Num lugar qualquer essa mesma turba ignara elege um sujeito com pretensões a ditador? Houve certamente um escritor que, feito profeta, escreveu uma ficção que agora atravessa a fronteira e se torna real ou, então, há um outro que vai a correr para a secretária para nos ajudar a compreender, criando uma ficção que, obviamente, esbate a fronteira com o real – os escritores, na tradução de Isabel Lucas, estão constantemente a saltar fronteiras, como bons cosmopolitas. Mas não se pense que a trela com que o actual leva o escritor, para reformularmos o juízo de Canetti, é um constrangimento para o turista cosmopolita na versão de Isabel Lucas. Bem pelo contrário. No momento em que o escritor se parece limitar a seguir os acontecimentos mundanos, a literatura chega para chamar a si toda a soberania: com a ficção conseguimos compreender, finalmente, o mundo – e se o compreendemos não precisamos de mais nada para o salvarmos. É neste momento que o turista cultural, para quem cada cidade só existe na sua versão literária e artística com a condição de nunca se sair, realmente, do aeroporto, salva o mundo sentado no seu sofá confortável lendo o último Rushdie ou o último McEwan.

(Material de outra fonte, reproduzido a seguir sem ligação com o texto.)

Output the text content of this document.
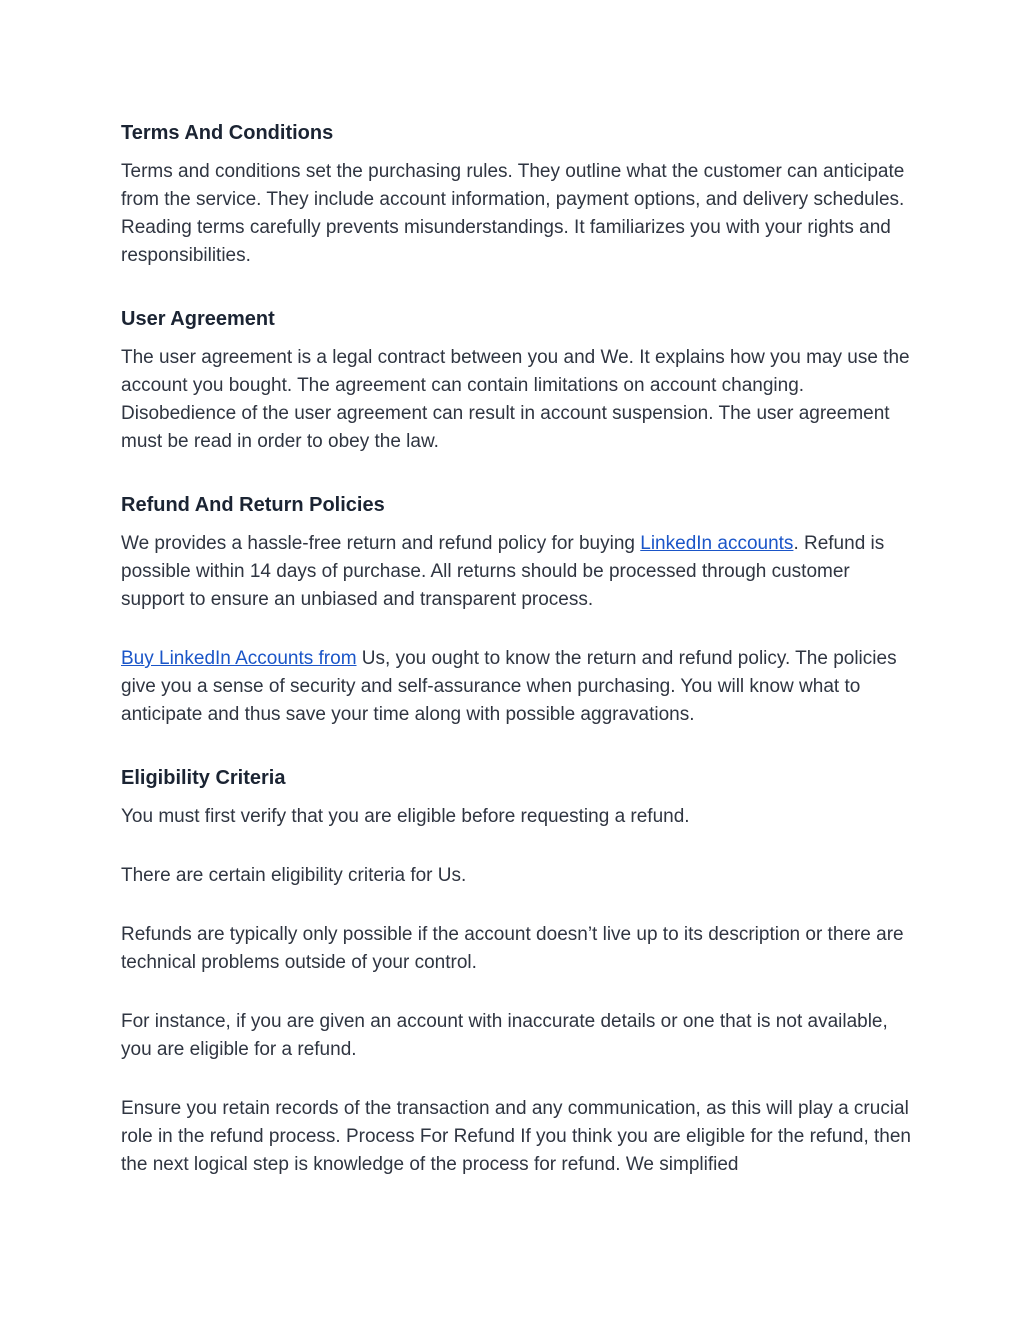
Terms And Conditions

Terms and conditions set the purchasing rules. They outline what the customer can anticipate from the service. They include account information, payment options, and delivery schedules. Reading terms carefully prevents misunderstandings. It familiarizes you with your rights and responsibilities.

User Agreement

The user agreement is a legal contract between you and We. It explains how you may use the account you bought. The agreement can contain limitations on account changing. Disobedience of the user agreement can result in account suspension. The user agreement must be read in order to obey the law.

Refund And Return Policies

We provides a hassle-free return and refund policy for buying LinkedIn accounts. Refund is possible within 14 days of purchase. All returns should be processed through customer support to ensure an unbiased and transparent process.

Buy LinkedIn Accounts from Us, you ought to know the return and refund policy. The policies give you a sense of security and self-assurance when purchasing. You will know what to anticipate and thus save your time along with possible aggravations.

Eligibility Criteria

You must first verify that you are eligible before requesting a refund.

There are certain eligibility criteria for Us.

Refunds are typically only possible if the account doesn’t live up to its description or there are technical problems outside of your control.

For instance, if you are given an account with inaccurate details or one that is not available, you are eligible for a refund.

Ensure you retain records of the transaction and any communication, as this will play a crucial role in the refund process. Process For Refund If you think you are eligible for the refund, then the next logical step is knowledge of the process for refund. We simplified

Adenda: Lucas, a omnívora, achou por bem que nada, nem mesmo o mais fechado e obscuro dos escritores, podia escapar à gloriosa epopeia do actual, isto é, da literatura. Vai daí, toca de traduzir Maurice Blanchot, nome respeitável das letras francesas, teórico dado a subtilezas esdrúxulas e teológicas, vagamente incompreensível nas horas vagas e que Sartre, que era vesgo e que gostava de cartas marotas enviadas à Simone, achou por bem apelidar de tipo perigoso. Enganem-se então todos aqueles que andam por salas e corredores interrogar incansavelmente L’espace littéraire e Le Livre à Venir e a produzir textos e colóquios e teses e toda a procissão possível e impensável de leituras – porque Lucas leu a badana e inclusive um ou outro texto da New Yorker e uma ou outra entrevista a alguém que viu uma vez Blanchot a sair do supermercado com o Último Escritor Nova Iorquino debaixo do braço. E Lucas assegura-nos, em verdade nos diz: Blanchot, outrora obscuro, afinal indaga sobre “a natureza humana”, “entra na mente de duas personagens principais” (Blanchot é francês, não poderia ter só uma, obviamente), e uma delas, “criatura frágil”, apaixona-se por Thomas. Nada menos que “pelo vazio”, diz-nos Lucas! Coitada de Anne, acontecer-lhe isso de se apaixonar pelo vazio é azar.
Mas Lucas, isto é, Blanchot, não se fica por aqui. Nada temas, hipócrita leitor!, que a novela ainda vai a meio. Porque afinal, esse ser que “perece fundir-se na noite” (é o que dá nunca se ter saído da cidade), que “se deixava observar por palavras”, que “se sentia sempre mais vazio, o “ser sem olhar, o que não era capaz de responder à pergunta de Anne: “Mas o que é você?”, não é nada mais uma interpelação, de Blanchot, isto é, de Lucas, a “temas tão universais como a vida ou a morte – como metamorfose? –, o tempo, o amor”. E qualquer leitor de Lucas, depois de descobrir que Blanchot andava por aí a indagar sobre essas coisas todas, inclusive a metamorfose, que ninguém percebe bem o que faz ali – falta o espaço na lista, mas Blanchot é francês, não se pode esperar muito – fica então espantado, surpreendido, abismado, atónito e todos os demais sinónimos que se possam pensar.
Adeus, ó Maurice!, “e o universo reconstruiu-se-me sem ideal nem esperança”, disse Lucas, acendendo um charuto pensativo, recostando-se na sua poltrona, na sua sala de estar, algures ali para os lados da Avenida de Roma, depois de mais uma glorioso texto. E o mundo pode enfim olhar para Thomas, o Obscuro e dizer: afinal, era isto. Da pobre da Anne, coitada, não reza a história que tenha ficado muito bem.